Scrap the CET, tax low earners less - Matalon
Joseph M. Matalon, chair-man of the Private Sector Working Group on Tax Reform (PSWG), is calling for a significant reduction in taxation on Jamaicans falling within the lower-income bands, saying that the change would serve to fuel economic growth.
In a speech that was to be delivered last night to the country's manufacturing bosses, Matalon also pitched for the Common External Tariff (CET) - as currently structured - to be scrapped, noting that Jamaica was experiencing significant revenue loss because of it.
The PSWG head said while Jamaicans may have become reform-weary, what with the massive slate of changes undertaken since the island inked an agreement with the International Monetary Fund (IMF) within the last two years, more needs to be done to realise the full potential of a reformed ecosystem, this including changes which will raise compliance levels.
"Jamaica's compliance record across a range of tax types continues to lag behind those of our peers and it is only in raising those compliance levels that any further growth-inducing tax policy reforms, or indeed any increase in growth-inducing government capital investments, will become possible," Matalon explained in a copy of the speech prepared for the annual Jamaica Manufacturers' Association awards banquet.
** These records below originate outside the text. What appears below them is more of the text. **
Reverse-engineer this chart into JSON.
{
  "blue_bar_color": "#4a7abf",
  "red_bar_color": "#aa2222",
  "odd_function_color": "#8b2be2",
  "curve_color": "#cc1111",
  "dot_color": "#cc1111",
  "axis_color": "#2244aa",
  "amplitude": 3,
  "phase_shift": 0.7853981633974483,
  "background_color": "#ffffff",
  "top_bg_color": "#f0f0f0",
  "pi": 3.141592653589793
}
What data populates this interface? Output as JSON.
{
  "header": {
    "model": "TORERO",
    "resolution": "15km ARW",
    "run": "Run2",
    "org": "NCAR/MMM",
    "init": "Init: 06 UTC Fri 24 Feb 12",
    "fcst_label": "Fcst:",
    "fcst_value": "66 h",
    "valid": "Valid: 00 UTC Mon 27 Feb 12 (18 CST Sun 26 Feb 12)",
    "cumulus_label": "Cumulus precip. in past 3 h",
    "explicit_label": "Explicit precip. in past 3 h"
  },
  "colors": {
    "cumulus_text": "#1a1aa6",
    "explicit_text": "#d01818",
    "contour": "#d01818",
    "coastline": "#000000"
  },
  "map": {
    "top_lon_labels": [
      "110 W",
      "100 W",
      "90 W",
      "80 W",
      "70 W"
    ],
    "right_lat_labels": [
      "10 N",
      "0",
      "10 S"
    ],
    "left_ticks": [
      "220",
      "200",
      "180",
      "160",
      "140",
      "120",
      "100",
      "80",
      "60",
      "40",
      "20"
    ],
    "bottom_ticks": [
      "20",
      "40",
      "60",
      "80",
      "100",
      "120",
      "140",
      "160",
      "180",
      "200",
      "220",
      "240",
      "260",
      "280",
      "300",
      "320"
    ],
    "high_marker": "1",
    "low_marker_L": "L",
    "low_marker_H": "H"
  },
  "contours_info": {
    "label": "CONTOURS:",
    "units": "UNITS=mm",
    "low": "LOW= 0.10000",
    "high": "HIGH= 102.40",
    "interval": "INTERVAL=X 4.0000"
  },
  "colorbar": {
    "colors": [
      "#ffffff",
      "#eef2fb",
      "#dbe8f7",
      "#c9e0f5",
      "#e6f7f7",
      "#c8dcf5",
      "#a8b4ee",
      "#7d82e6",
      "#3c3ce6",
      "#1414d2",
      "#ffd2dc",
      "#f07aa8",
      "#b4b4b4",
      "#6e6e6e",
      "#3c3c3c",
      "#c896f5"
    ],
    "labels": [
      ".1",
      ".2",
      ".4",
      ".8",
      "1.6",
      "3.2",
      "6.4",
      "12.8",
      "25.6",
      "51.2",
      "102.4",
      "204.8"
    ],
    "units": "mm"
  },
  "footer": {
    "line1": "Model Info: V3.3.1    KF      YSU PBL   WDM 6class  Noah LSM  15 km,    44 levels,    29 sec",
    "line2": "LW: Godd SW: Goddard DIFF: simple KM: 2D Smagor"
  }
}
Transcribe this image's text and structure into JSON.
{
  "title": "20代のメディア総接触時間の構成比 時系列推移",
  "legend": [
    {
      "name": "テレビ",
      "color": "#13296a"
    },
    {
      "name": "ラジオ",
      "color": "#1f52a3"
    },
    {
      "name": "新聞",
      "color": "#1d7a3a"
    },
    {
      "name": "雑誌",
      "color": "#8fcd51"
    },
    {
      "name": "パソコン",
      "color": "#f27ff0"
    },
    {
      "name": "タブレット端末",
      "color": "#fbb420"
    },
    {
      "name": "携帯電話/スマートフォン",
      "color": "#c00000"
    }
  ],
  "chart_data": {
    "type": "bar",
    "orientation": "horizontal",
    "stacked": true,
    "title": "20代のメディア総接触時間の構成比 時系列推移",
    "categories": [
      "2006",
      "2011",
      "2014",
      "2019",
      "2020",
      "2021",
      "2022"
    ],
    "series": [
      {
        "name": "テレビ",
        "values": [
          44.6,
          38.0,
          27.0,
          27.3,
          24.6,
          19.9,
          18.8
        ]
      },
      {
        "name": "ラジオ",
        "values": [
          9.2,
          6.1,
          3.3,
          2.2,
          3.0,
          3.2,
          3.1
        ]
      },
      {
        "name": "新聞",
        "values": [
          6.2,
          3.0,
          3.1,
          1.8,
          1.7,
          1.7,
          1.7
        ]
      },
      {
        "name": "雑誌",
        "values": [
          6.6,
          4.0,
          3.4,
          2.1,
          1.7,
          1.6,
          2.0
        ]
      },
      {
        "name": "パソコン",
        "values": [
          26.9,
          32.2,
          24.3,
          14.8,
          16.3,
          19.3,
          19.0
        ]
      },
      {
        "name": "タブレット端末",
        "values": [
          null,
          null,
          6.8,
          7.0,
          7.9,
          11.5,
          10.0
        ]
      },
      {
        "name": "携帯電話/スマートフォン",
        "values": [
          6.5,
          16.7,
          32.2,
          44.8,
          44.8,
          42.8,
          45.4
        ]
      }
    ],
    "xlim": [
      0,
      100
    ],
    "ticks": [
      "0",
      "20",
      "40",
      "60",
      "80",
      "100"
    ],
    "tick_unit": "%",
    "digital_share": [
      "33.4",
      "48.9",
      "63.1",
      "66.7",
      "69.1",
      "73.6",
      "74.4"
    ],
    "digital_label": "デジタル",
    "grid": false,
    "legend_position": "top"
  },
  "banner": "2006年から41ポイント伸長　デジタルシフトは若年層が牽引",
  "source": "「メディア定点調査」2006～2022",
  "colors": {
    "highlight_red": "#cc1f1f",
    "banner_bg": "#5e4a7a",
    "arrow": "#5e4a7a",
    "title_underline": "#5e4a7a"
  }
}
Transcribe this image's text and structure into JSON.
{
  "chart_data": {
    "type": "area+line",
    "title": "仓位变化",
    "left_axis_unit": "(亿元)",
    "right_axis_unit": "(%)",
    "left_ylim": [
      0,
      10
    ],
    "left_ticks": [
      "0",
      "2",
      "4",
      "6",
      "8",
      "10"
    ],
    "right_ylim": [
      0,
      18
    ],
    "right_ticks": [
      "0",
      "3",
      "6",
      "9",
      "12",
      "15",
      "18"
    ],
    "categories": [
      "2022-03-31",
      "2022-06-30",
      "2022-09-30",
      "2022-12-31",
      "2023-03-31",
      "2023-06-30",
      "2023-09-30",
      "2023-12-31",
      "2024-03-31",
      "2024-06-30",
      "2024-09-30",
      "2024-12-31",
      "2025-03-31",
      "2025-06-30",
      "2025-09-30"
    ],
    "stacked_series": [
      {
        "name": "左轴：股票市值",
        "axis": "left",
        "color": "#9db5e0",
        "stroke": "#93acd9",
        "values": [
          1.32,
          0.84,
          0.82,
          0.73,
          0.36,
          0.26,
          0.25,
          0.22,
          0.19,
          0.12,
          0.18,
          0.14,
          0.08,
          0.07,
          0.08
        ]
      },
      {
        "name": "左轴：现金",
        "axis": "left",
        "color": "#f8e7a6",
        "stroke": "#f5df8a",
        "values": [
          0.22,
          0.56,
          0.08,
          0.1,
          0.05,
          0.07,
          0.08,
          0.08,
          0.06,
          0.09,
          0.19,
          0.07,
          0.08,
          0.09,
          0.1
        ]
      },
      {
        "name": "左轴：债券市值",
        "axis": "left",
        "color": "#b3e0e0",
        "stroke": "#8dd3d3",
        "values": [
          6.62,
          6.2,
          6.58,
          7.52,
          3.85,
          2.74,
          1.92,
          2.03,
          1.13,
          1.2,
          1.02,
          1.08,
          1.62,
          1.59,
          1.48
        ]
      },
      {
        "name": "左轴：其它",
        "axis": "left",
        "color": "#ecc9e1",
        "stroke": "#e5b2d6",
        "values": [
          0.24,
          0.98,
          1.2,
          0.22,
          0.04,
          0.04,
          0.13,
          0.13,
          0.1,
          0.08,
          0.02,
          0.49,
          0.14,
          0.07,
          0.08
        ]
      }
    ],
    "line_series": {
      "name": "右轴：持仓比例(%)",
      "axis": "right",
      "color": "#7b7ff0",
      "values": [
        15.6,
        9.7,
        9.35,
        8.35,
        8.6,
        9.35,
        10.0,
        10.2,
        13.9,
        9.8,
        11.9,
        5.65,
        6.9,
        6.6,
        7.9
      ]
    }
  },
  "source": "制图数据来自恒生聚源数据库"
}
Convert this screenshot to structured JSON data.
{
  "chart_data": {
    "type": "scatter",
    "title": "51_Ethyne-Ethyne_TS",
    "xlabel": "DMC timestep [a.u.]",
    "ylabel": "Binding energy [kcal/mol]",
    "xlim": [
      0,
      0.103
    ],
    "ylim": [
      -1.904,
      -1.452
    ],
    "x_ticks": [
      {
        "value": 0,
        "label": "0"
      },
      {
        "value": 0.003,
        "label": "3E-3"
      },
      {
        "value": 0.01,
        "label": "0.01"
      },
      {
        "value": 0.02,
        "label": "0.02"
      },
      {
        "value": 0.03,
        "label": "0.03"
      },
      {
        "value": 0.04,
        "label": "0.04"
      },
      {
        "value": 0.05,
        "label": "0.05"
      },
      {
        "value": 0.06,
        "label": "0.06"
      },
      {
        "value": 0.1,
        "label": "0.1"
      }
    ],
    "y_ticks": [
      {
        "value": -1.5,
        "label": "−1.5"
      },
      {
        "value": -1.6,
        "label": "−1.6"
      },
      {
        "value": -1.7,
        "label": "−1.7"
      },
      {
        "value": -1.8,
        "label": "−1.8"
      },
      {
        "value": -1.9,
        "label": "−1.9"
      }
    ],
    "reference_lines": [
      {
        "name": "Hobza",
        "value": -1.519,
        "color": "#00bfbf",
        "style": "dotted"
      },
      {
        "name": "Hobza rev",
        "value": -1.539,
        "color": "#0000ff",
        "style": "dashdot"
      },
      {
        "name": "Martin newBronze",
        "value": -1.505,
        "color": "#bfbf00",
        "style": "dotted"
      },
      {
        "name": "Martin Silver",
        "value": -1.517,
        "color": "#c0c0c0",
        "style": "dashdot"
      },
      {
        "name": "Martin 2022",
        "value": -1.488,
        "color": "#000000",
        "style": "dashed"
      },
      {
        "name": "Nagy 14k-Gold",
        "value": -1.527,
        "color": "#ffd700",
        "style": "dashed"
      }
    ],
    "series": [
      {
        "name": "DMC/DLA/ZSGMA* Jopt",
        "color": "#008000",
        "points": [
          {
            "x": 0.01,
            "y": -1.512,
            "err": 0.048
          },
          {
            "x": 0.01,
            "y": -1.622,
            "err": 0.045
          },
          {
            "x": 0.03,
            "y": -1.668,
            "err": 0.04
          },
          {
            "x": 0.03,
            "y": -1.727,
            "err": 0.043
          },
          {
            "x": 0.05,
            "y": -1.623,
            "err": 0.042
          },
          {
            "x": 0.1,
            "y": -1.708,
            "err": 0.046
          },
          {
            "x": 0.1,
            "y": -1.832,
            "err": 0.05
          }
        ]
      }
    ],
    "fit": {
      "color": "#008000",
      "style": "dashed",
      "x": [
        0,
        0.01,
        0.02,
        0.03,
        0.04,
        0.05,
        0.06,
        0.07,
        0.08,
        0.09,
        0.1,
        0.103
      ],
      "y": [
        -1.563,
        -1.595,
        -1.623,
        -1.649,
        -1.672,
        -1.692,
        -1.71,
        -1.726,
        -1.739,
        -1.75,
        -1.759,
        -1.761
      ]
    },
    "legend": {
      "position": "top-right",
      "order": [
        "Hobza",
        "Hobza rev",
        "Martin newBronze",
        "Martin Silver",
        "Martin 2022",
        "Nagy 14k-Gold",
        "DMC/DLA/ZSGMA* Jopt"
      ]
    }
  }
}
But, even before addressing compliance, the PSWG head said the burden placed on low earners was in need of attention.
"It is self-evident that compliant PAYE taxpayers - representing only perhaps 35 per cent to 40 per cent of the employed labour force - bear a disproportionate burden of taxation, and in particular, those taxpayers in the lower-income bands. I believe that there are policy reforms options - along the lines of those recommended by the PSWG - that would not involve significant revenue sacrifices, but which would render the system more progressive and equitable while also providing a significant measure of relief to overburdened taxpayers in the lower-income bands," he said noting the a positive economic impact would result.
"By providing tax relief to lower-income taxpayers with the highest propensity to consume those goods and services produced by our productive sectors, we would also provide a welcome boost to domestic demand to the benefit of the economy as a whole."
As for the CET, the tax is outdated and requires urgent review, said Matalon, citing significant revenue loss of around two-thirds of one per cent of GDP from the tariff and duty-free entry of CARICOM imports.
The CET, he said, also imposes constraints on economic efficiency, effective customs enforcement, and Jamaica's limited system of trade protection.
"The complexity of our tariff structure, and the number and wide dispersion of duty rates imposed - even within a single tariff heading - provide myriad opportunities for unscrupulous importers to misclassify their imports in an effort to evade legitimate customs liabilities," said Matalon.
And, trade protection mecha-nisms under the current tariff structure by and large "impose protective tariffs only on primary products, but perversely, very low or zero tariffs generally on a number of finished goods that are produced from those same primary products," he said.
Matalon asserted that as the largest consumer market within CARICOM, "Jamaica can and must demand that these issues be addressed" through reforms at the Caricom level,
"In my own view, if we are to remain in the union, not on the basis of sentimental historical attachment, but on the basis of true mutual benefit, then maintaining the status quo is not a serious option," he said.